CUDA performance penalty when running in Windows

There is a fair amount of overhead in sending GPU hardware commands through the WDDM stack.

As you've discovered, this means that under WDDM (only) GPU commands can get "batched" to amortize this overhead. The batching process may (probably will) introduce some latency, which can be variable, depending on what else is going on.

The best solution under windows is to switch the operating mode of the GPU from WDDM to TCC, which can be done via the nvidia-smi command, but it is only supported on Tesla GPUs and certain members of the Quadro family of GPUs -- i.e. not GeForce. (It also has the side effect of preventing the device from being used as a windows accelerated display adapter, which might be relevant for a Quadro device or a few specific older Fermi Tesla GPUs.)

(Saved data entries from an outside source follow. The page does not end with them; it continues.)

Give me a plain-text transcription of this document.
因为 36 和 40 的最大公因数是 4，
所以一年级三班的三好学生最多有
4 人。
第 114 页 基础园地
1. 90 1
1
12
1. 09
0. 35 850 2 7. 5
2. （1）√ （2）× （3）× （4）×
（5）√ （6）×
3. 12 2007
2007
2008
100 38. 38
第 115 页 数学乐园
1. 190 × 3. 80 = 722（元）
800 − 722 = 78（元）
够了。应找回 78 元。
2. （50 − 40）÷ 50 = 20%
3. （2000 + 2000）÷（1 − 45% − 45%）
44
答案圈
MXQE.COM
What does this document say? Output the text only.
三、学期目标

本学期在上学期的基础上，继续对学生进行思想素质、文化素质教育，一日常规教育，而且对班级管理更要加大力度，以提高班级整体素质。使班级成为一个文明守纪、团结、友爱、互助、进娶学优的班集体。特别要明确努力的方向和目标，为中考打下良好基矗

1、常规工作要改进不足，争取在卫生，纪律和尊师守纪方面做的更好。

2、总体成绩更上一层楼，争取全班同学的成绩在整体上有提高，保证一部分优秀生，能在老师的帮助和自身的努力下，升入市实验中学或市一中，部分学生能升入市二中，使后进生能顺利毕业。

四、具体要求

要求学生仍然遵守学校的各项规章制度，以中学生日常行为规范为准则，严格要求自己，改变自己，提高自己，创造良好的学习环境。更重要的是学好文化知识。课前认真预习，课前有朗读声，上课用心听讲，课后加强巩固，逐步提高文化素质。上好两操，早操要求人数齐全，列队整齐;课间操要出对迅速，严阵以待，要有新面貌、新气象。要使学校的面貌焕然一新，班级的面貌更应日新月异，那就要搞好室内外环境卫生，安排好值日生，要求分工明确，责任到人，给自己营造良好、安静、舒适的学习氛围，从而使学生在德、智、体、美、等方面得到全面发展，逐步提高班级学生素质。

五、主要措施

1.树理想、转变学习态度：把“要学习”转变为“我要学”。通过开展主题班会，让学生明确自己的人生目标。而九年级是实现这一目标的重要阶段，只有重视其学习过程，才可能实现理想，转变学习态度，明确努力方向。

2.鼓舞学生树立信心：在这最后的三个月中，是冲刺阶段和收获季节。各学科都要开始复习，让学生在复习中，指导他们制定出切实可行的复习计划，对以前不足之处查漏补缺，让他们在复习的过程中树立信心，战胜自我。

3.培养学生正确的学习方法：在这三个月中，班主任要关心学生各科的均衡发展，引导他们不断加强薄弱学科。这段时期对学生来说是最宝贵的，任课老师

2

AFAIK there is no officially documented method to circumvent or affect the WDDM batching process in the driver, but unofficially I've heard , according to Greg@NV in this link the command to issue after the cuda kernel call is cudaEventQuery(0); which may/should cause the WDDM batch queue to "flush" to the GPU.

As Greg points out, extensive use of this mechanism will wipe out the amortization benefit, and may do more harm than good.

EDIT: moving forward to 2016, a newer recommendation for a "low-impact" flush of the WDDM command queue would be cudaStreamQuery(stream);

EDIT2: Using recent drivers on windows, you should be able to place Titan family GPUs in TCC mode, assuming you have some other GPU set up for primary display. The nvidia-smi tool will allow you to switch modes (using nvidia-smi --help for more info).

Additional info about the TCC driver model can be found in the windows install guide, including that it may reduce the latency of kernel launches.

The statement about TCC support is a general one. Not all Quadro GPUs are supported. The final determinant of support for TCC (or not) on a particular GPU is the nvidia-smi tool. Nothing here should be construed as a guarantee of support for TCC on your particular GPU.